To seek an answer to this question, as part of my research for a 2021 book on violence against health care in war, I focused on why Israeli soldiers so often shot at ambulances during prior conflicts. I did so not only because of the high numbers and enormous impact of shootings on paramedics and people in dire need of emergency care, but because agreed-upon procedures had been established in Gaza and the West Bank to keep medical evacuation of the wounded and sick safe. Under the mechanism, the Palestinian Red Crescent society sent requests for ambulance entry to controlled areas to the International Committee of the Red Cross, which passed them on to the Israel Defense Force. When approved, the message was communicated back. Israeli troops could also inspect ambulances for weapons.

I found that in some cases, approval took so long, even multiple days, that paramedics, desperate to reach people with severe injuries, proceeded without permission. In other cases, ambulances were fired upon even after approval was granted. During Operation Protective Edge in 2015, a tank fired at an ambulance approved for evacuation, injuring the driver and two paramedics. Two of the men managed to get out of the vehicle by the time the tank fired again, but one of the paramedics, ‘Aabed al-Bura’I, did not and was killed. The IDF authorized a second ambulance to come to the aid of the injured men, but the tank fired at it, too, injuring its two occupants.

I concluded that a more fundamental cause was at stake in these attacks. It takes political commitment to require the military discipline needed so that the process works. After Palestinian paramedics were killed during the second Intifada that began in 2000, the Israeli political and military leadership tightened its procedures and committed to following them. For a time, they cut down on the shootings and deaths.

Over time, however, as politics in Israel moved ever to the right, leadership and discipline on safe evacuation eroded.

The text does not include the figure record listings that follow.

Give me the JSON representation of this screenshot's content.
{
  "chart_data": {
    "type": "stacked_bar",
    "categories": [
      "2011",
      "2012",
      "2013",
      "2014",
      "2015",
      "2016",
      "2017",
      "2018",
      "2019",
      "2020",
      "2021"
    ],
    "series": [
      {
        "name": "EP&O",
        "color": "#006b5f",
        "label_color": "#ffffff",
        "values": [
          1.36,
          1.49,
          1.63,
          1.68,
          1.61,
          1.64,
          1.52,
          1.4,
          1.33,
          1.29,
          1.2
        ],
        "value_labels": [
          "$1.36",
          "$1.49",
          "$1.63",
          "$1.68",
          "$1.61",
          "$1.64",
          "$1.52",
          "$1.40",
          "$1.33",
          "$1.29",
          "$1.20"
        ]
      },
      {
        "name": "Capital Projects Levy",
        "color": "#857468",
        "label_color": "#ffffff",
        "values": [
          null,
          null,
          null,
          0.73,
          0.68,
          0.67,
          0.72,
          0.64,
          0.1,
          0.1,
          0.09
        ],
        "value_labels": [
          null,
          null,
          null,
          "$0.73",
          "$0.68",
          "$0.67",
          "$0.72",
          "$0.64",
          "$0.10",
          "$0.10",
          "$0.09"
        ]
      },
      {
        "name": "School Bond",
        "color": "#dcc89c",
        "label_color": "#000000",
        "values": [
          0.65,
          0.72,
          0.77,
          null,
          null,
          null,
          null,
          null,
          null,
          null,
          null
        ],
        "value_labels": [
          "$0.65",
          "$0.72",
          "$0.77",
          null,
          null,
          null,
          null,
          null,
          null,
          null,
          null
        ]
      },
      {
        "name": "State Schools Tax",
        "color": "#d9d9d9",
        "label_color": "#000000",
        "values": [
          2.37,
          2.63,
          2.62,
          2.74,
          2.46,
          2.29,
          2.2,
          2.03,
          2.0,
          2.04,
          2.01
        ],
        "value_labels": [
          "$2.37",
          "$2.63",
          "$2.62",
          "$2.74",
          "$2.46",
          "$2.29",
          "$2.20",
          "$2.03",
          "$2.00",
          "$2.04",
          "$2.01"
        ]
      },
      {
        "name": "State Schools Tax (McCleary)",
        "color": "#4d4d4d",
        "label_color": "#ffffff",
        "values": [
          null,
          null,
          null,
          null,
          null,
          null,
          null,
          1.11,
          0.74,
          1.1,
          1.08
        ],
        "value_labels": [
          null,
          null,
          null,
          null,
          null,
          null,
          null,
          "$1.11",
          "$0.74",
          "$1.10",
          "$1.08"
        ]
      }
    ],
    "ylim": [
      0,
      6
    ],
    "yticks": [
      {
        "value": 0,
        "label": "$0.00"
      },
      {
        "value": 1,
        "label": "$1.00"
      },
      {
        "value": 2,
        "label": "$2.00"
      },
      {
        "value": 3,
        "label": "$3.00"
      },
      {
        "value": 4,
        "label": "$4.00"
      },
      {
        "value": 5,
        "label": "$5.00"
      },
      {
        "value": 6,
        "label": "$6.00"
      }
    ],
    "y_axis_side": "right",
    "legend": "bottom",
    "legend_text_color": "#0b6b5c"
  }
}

Written rules of engagement designed for civilian protection were not followed in the field. Killings of paramedics were either not investigated or whitewashed, and continued from one conflict to the next.

Now, visceral and justified outrage at Hamas’ atrocities and taking of hostages has led to a declining commitment to conduct combat operations in accordance with the law. Israel’s denial of water, food, and fuel — all essential for life — into Gaza is a de facto repudiation of its duty to allow and facilitate rapid and unimpeded passage of humanitarian relief for civilians in need. Energy Minister Israel Katz publicly rejected one of the most fundamental premises of the Geneva Conventions: that violations by one side do not justify violations by the other. It is a rule that is emotionally difficult to accept but essential to avoid a downward spiral of horrors. He wrote on social media that Israel will allow no water to flow nor fuel to be transported to Gaza until hostages are released, “humanitarianism for humanitarianism,” a phrase that conveys that noncompliance with the law by Hamas will be met with noncompliance by Israel.

We have seen the results of taking this road. After the terrorist attacks of Sept. 11, 2001, the administration of George W. Bush adopted a policy of “taking the gloves off” and called the Geneva Conventions quaint. That stance led to torture of detainees at secret “black” sites and arrests of people in the United States for no reason other than that they were Muslims.

From the experience of the first week of this war, if Israeli tactics and its view of its obligations continue, Palestinians will surely experience more deprivation, suffering, and death.

Leonard Rubenstein is distinguished professor of the practice at the Johns Hopkins Bloomberg School of Public Health and author of “Perilous Medicine: The Struggle to Protect Health Care From the Violence of War.”